Es fällt schwer hinter den bisherigen politischen Maßnahmen gegenüber China eine stringente Strategie zu sehen. Wenn Trump China in die Knie zwingen möchte, müsste er sich eigentlich nach Verbündeten umsehen. Eine seiner ersten Handlungen war das Abkommen über die Transpazifische Partnerschaft (TPP) zu kündigen, mit den Ländern Japan, Australien, Neuseeland, Malaysia, Singapur, Vietnam, Kanada, Chile, Mexiko, Peru, welche sich zu einem Block gegen China formieren wollten. Auch jetzt sind keine Bündnisse erkennbar.

Dann sein Einknicken gegenüber Nordkorea, einem Staat unter chinesischer Kontrolle, dem er zuerst mit „Fire and Fury“ drohte und dann Kim Jong Un zu einem großartigen Politiker hochstilisierte. Wo sind die Reaktionen gegen die neuen Raketentests? Wo ist sein Einsatz für die Welthandelsorganisation (WTO), um vereint gegen die Verstöße gegen Handelsregeln durch China vorzugehen?

Wann hat man jemals Kritik von Donald Trump über die Menschenrechtsverletzungen in China gehört, über die Lager in denen geschätzt eine Million moslemischer Uighuren gehalten werden, über den chinesischen Polizeistaat? War Chinas Ministerpräsident Xi Jinping nicht bis vor Kurzem ein guter Freund von Trump?

Donald Trump ist kein Weltpolitiker, er ist ein Mann der Wirtschaft, ein selbsternannter Dealmaker. Zu seinem Amtsbeginn kannte er nicht einmal einige Länder im mittleren und fernen Osten, für die er Konfliktlösungen präsentieren soll.

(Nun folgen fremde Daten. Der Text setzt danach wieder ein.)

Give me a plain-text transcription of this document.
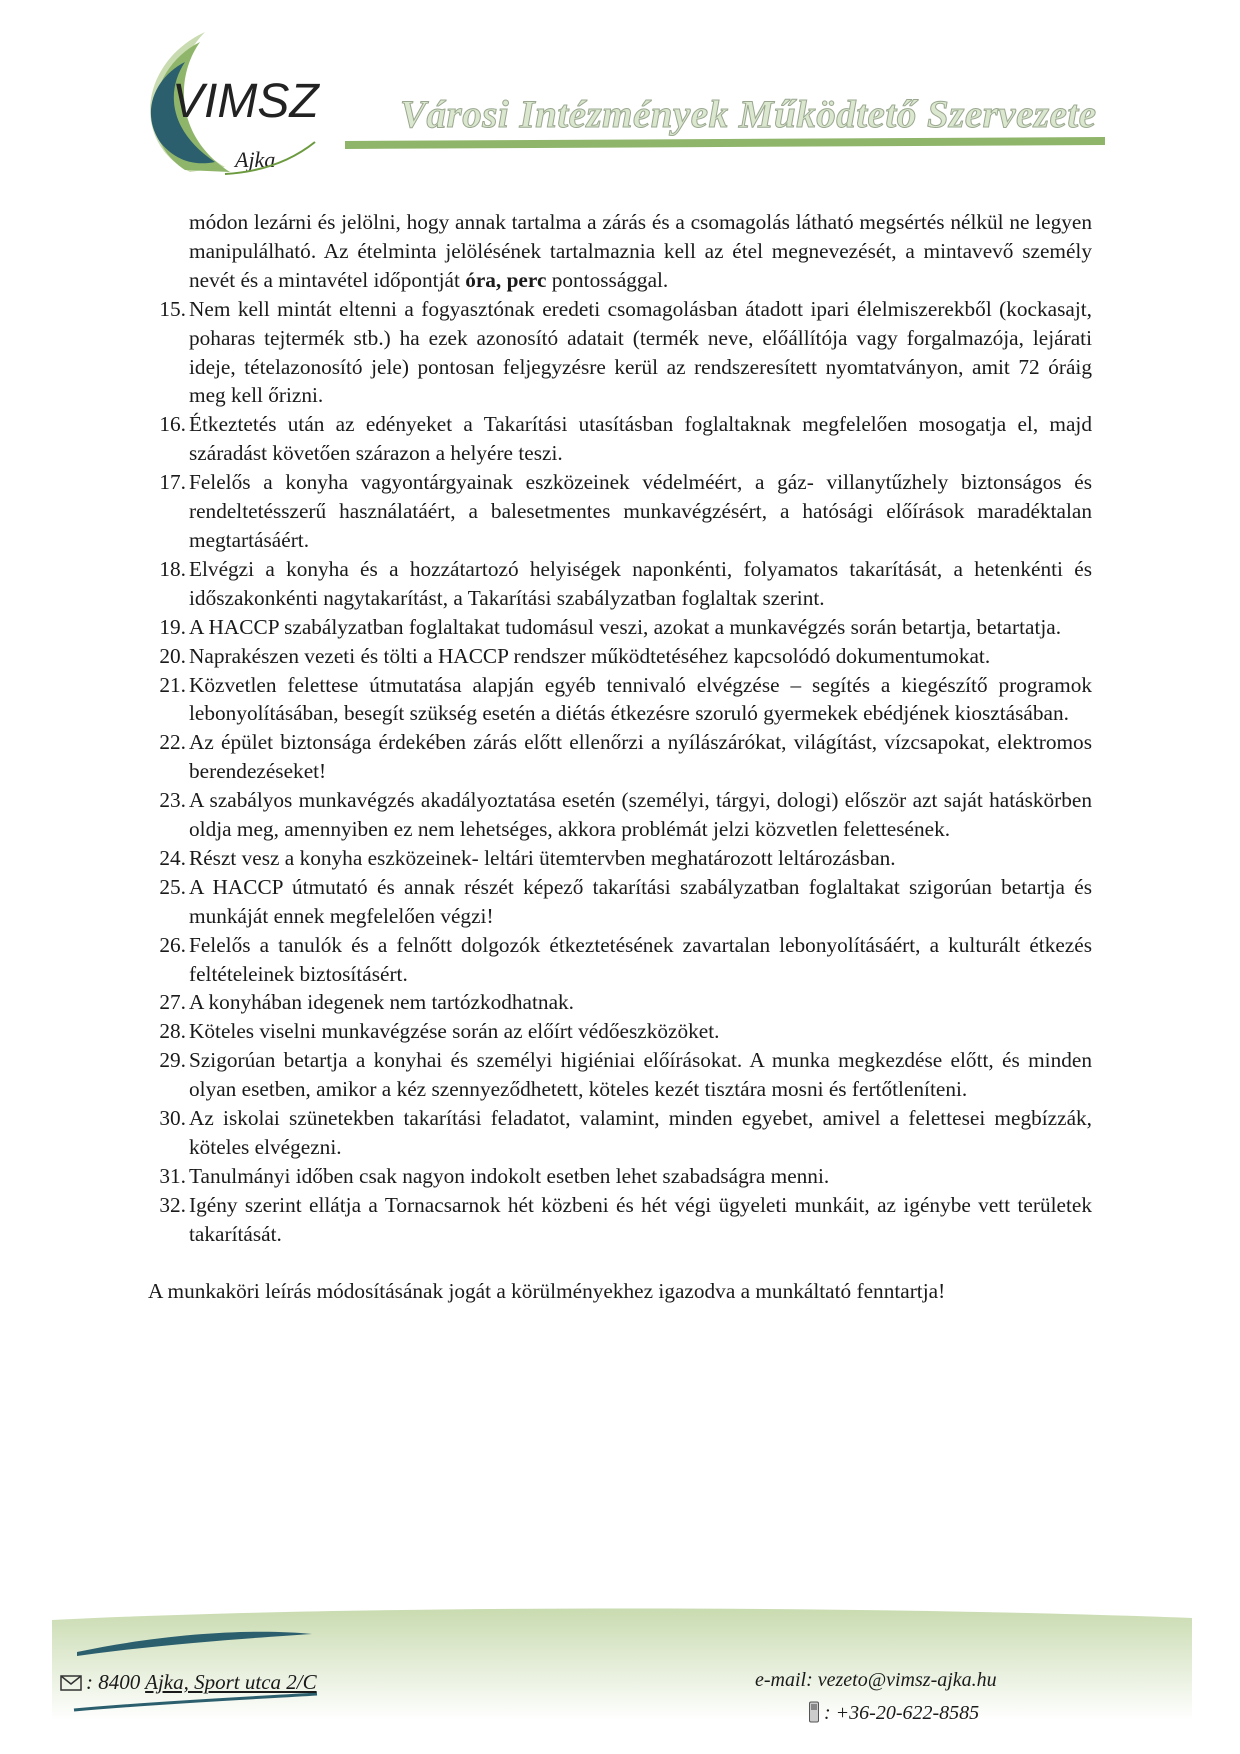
VIMSZ
Ajka
Városi Intézmények Működtető Szervezete
módon lezárni és jelölni, hogy annak tartalma a zárás és a csomagolás látható megsértés nélkül ne legyen manipulálható. Az ételminta jelölésének tartalmaznia kell az étel megnevezését, a mintavevő személy nevét és a mintavétel időpontját óra, perc pontossággal.
15. Nem kell mintát eltenni a fogyasztónak eredeti csomagolásban átadott ipari élelmiszerekből (kockasajt, poharas tejtermék stb.) ha ezek azonosító adatait (termék neve, előállítója vagy forgalmazója, lejárati ideje, tételazonosító jele) pontosan feljegyzésre kerül az rendszeresített nyomtatványon, amit 72 óráig meg kell őrizni.
16. Étkeztetés után az edényeket a Takarítási utasításban foglaltaknak megfelelően mosogatja el, majd száradást követően szárazon a helyére teszi.
17. Felelős a konyha vagyontárgyainak eszközeinek védelméért, a gáz- villanytűzhely biztonságos és rendeltetésszerű használatáért, a balesetmentes munkavégzésért, a hatósági előírások maradéktalan megtartásáért.
18. Elvégzi a konyha és a hozzátartozó helyiségek naponkénti, folyamatos takarítását, a hetenkénti és időszakonkénti nagytakarítást, a Takarítási szabályzatban foglaltak szerint.
19. A HACCP szabályzatban foglaltakat tudomásul veszi, azokat a munkavégzés során betartja, betartatja.
20. Naprakészen vezeti és tölti a HACCP rendszer működtetéséhez kapcsolódó dokumentumokat.
21. Közvetlen felettese útmutatása alapján egyéb tennivaló elvégzése – segítés a kiegészítő programok lebonyolításában, besegít szükség esetén a diétás étkezésre szoruló gyermekek ebédjének kiosztásában.
22. Az épület biztonsága érdekében zárás előtt ellenőrzi a nyílászárókat, világítást, vízcsapokat, elektromos berendezéseket!
23. A szabályos munkavégzés akadályoztatása esetén (személyi, tárgyi, dologi) először azt saját hatáskörben oldja meg, amennyiben ez nem lehetséges, akkora problémát jelzi közvetlen felettesének.
24. Részt vesz a konyha eszközeinek- leltári ütemtervben meghatározott leltározásban.
25. A HACCP útmutató és annak részét képező takarítási szabályzatban foglaltakat szigorúan betartja és munkáját ennek megfelelően végzi!
26. Felelős a tanulók és a felnőtt dolgozók étkeztetésének zavartalan lebonyolításáért, a kulturált étkezés feltételeinek biztosításért.
27. A konyhában idegenek nem tartózkodhatnak.
28. Köteles viselni munkavégzése során az előírt védőeszközöket.
29. Szigorúan betartja a konyhai és személyi higiéniai előírásokat. A munka megkezdése előtt, és minden olyan esetben, amikor a kéz szennyeződhetett, köteles kezét tisztára mosni és fertőtleníteni.
30. Az iskolai szünetekben takarítási feladatot, valamint, minden egyebet, amivel a felettesei megbízzák, köteles elvégezni.
31. Tanulmányi időben csak nagyon indokolt esetben lehet szabadságra menni.
32. Igény szerint ellátja a Tornacsarnok hét közbeni és hét végi ügyeleti munkáit, az igénybe vett területek takarítását.
A munkaköri leírás módosításának jogát a körülményekhez igazodva a munkáltató fenntartja!
: 8400 Ajka, Sport utca 2/C	e-mail: vezeto@vimsz-ajka.hu
: +36-20-622-8585
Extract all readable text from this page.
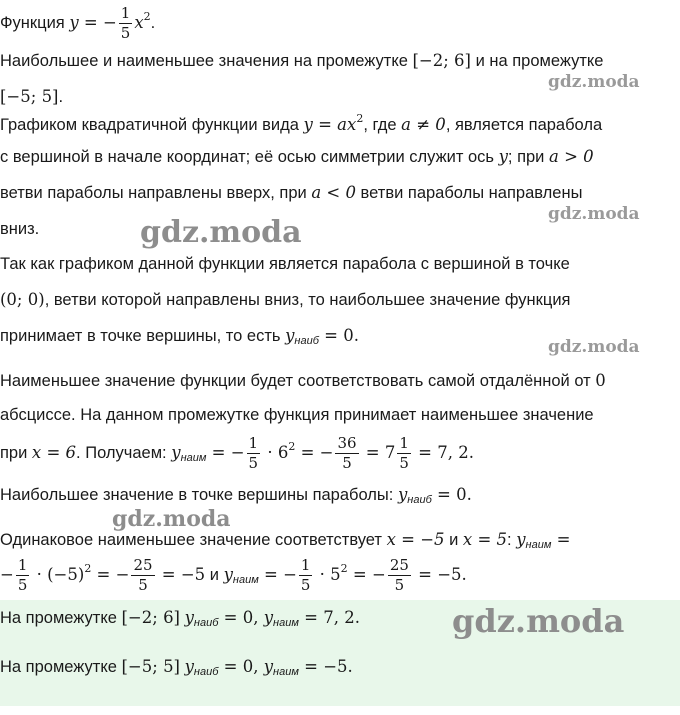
Функция y = − $\frac{1}{5} x^2$.
Наибольшее и наименьшее значения на промежутке [−2; 6] и на промежутке
[−5; 5].
Графиком квадратичной функции вида $y = ax^2$, где a ≠ 0, является парабола
с вершиной в начале координат; её осью симметрии служит ось y; при a > 0
ветви параболы направлены вверх, при a < 0 ветви параболы направлены
вниз.
Так как графиком данной функции является парабола с вершиной в точке
(0; 0), ветви которой направлены вниз, то наибольшее значение функция
принимает в точке вершины, то есть $y_{наиб} = 0$.
Наименьшее значение функции будет соответствовать самой отдалённой от 0
абсциссе. На данном промежутке функция принимает наименьшее значение
при x = 6. Получаем: $y_{наим}$ = − $\frac{1}{5} \cdot 6^2$ = − $\frac{36}{5} = 7 \frac{1}{5} = 7$, 2.
Наибольшее значение в точке вершины параболы: $y_{наиб} = 0$.
Одинаковое наименьшее значение соответствует x = −5 и x = 5: $y_{наим}$ =
− $\frac{1}{5} \cdot (-5)^2$ = − $\frac{25}{5} = -5$ и $y_{наим}$ = − $\frac{1}{5} \cdot 5^2$ = − $\frac{25}{5} = -5$.
На промежутке [−2; 6] $y_{наиб} = 0$, $y_{наим} = 7$, 2.
На промежутке [−5; 5] $y_{наиб} = 0$, $y_{наим} = -5$.
gdz.moda
gdz.moda
gdz.moda
gdz.moda
gdz.moda
gdz.moda
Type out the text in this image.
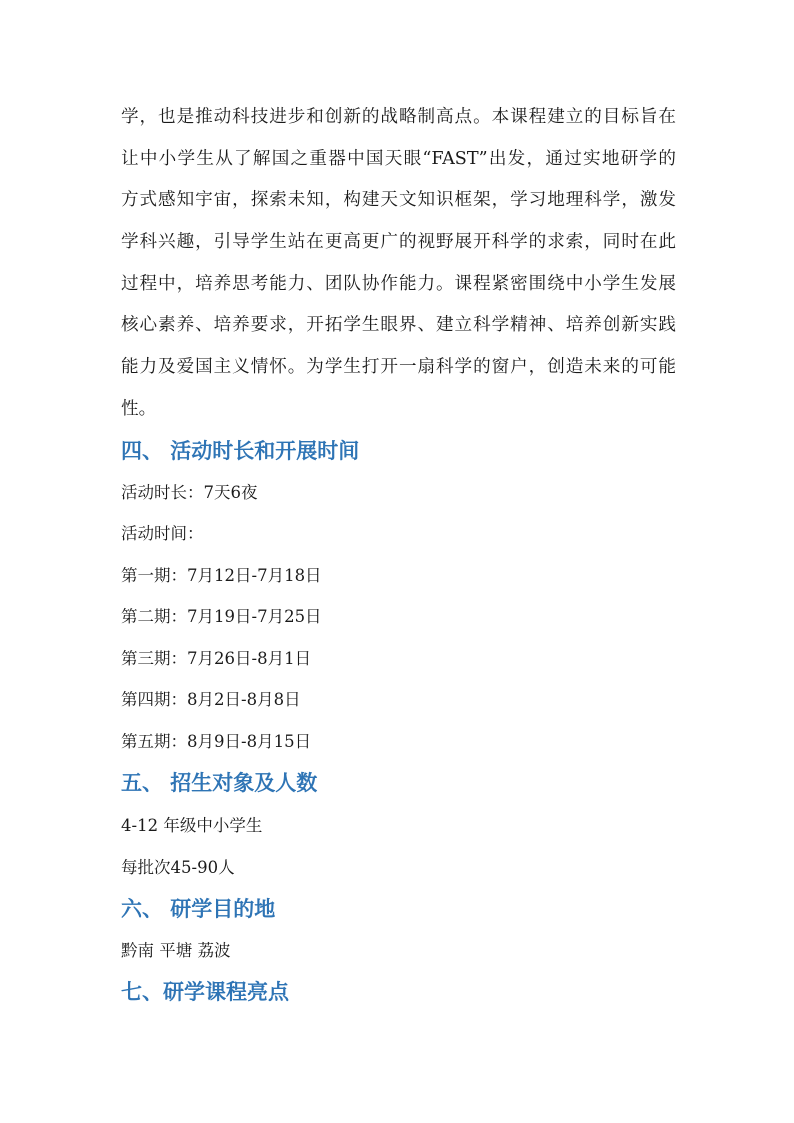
学，也是推动科技进步和创新的战略制高点。本课程建立的目标旨在
让中小学生从了解国之重器中国天眼“FAST”出发，通过实地研学的
方式感知宇宙，探索未知，构建天文知识框架，学习地理科学，激发
学科兴趣，引导学生站在更高更广的视野展开科学的求索，同时在此
过程中，培养思考能力、团队协作能力。课程紧密围绕中小学生发展
核心素养、培养要求，开拓学生眼界、建立科学精神、培养创新实践
能力及爱国主义情怀。为学生打开一扇科学的窗户，创造未来的可能
性。
四、 活动时长和开展时间

活动时长：7天6夜

活动时间：

第一期：7月12日-7月18日

第二期：7月19日-7月25日

第三期：7月26日-8月1日

第四期：8月2日-8月8日

第五期：8月9日-8月15日

五、 招生对象及人数

4-12 年级中小学生

每批次45-90人

六、 研学目的地

黔南 平塘 荔波

七、研学课程亮点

Er wollte einen Deal mit China, erst über den Defizitabbau, dann den Schutz geistigen Eigentums und die Marktöffnung. China hat nicht mitgespielt und jetzt droht er ständig eskalierend, im Bewusstsein der erst kürzlich dargestellten wirtschaftlichen Übermacht der USA. Erst wochenlang Zuversicht verbreitend, dann die 180-Grad-Wende. Wo ist die angelegte Strategie?

 

Fazit

Donald Trump ist und bleibt eine Blackbox. Er hat so viele Regierungsmitglieder in kurzer Zeit ausgetauscht wie kein Präsident vor ihm. Wer ihm widerspricht, fliegt. Er ist nach Ansicht seiner ihn umgebenden Ja-Sager sehr beratungsresistent und entscheidet immer mehr aus dem Bauch heraus. Ich kann bisher weder eine Strategie noch eine übergeordnete Macht erkennen, die langfristig alles steuert. Was sicher ist, ist sein unbändiger Wille China in die Knie zu zwingen, aber auch seine Unberechenbarkeit.